Asmara Komisioner KPU: Pesan 1 Kamar dengan Staf saat Rakor, Ini Akhirnya

  • Bagikan

FAJAR.CO.ID, JAKARTA – Anggota KPU Kabupaten Konawe Utara, Zul Juliska Praja diberhentikan secara tetap dari jabatannya, setelah dinilai punya hubungan tak biasa dengan salah seorang staf perempuan di sekretariat KPU Konawe Utara.

Sanksi pemberhentian dijatuhkan Dewan Kehormatan Penyelenggara Pemilu (DKPP) pada sidang yang digelar di ruang sidang DKPP, Gedung Treasury Learning Center (TLC) Jalan Wahid Hasyim, Jakarta Pusat, Rabu (11/3).

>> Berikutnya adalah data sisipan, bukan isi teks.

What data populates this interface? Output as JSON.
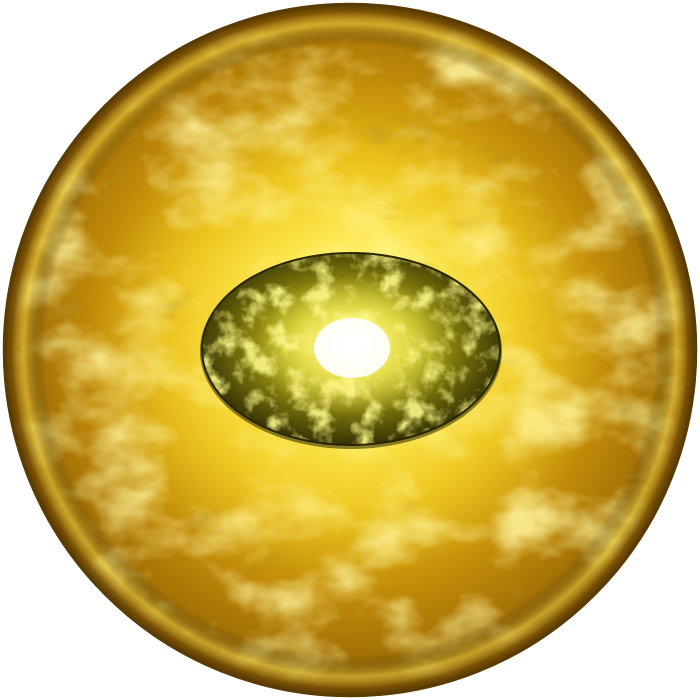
{
  "scene": {
    "subject": "golden-orb",
    "palette": {
      "background": "#ffffff",
      "gold_bright": "#fff36a",
      "gold_mid": "#e3b80f",
      "gold_deep": "#8a5a05",
      "rim_dark": "#5a3b02",
      "core_glow": "#ffffff",
      "core_yellow": "#f4f03a",
      "core_olive": "#5f5a08",
      "core_dark": "#2c2a04"
    }
  }
}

Sidang pembacaan putusan dipimpin Pelaksana Tugas (Plt) Ketua DKPP Prof Muhammad didampingi anggota DKPP Ida Budhiati. Dalam pertimbangan putusan, Majelis DKPP menilai Zul terbukti melanggar kode etik dan pedoman perilaku penyelenggara pemilu.

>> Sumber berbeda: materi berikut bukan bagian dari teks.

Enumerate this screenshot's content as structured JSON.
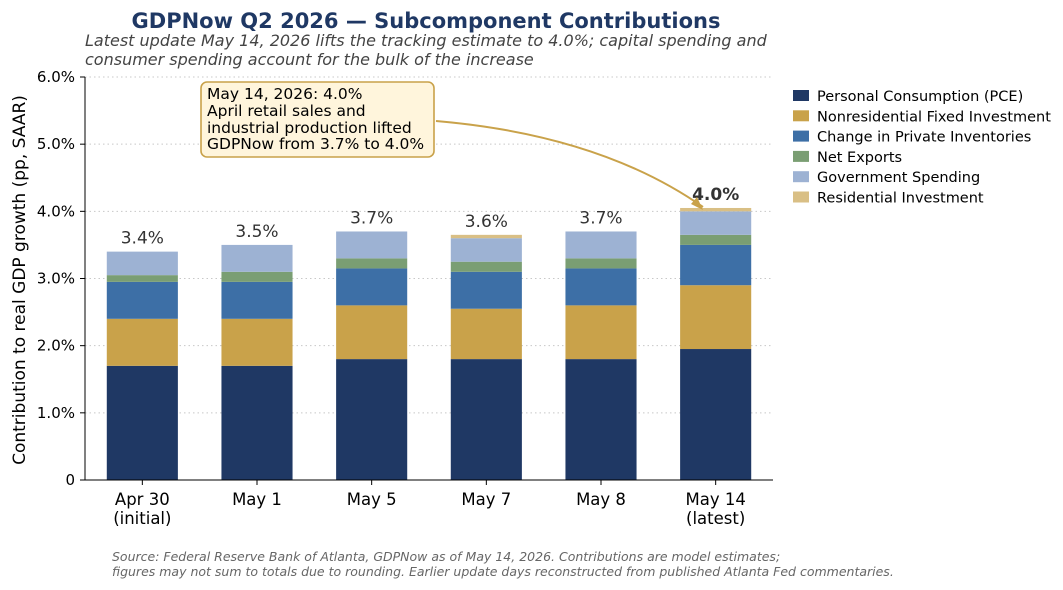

“Karena hubungan relasi kuasa, teradu memerintahkan pengadu 2 melakukan sesuatu disertai maksud tertentu baik langsung maupun aplikasi percakapan WhatsApp. Misalnya, membuat kopi dan menyuruh pengadu mengantarkan langsung ke ruangan teradu,” ujar Ida Budhiati.

Hubungan tidak wajar teradu dan pengadu 2 berlangsung secara intens dan menimbulkan perasaan saling suka di antara keduanya. Hubungan tersebut kemudian diketahui istri teradu.

Majelis menambahkan, teradu terbukti memanfaatkan agenda resmi KPU Konawe Utara dan perjalanan dinas agar bisa bersama pengadu 2. Misalnya, memesan satu kamar untuk dirinya bersama pengadu 2 dalam acara bimbingan teknis (bimtek) yang digelar di salah satu hotel di Kota Kendari.

Agenda rakor penguatan yang digelar KPU Provinsi Sulawesi Tenggara di Kendari pada November 2019, dimanfaatkan teradu untuk bersama pengadu 2. Hal itu diketahui istri teradu dan sempat terjadi keributan di lokasi kejadian.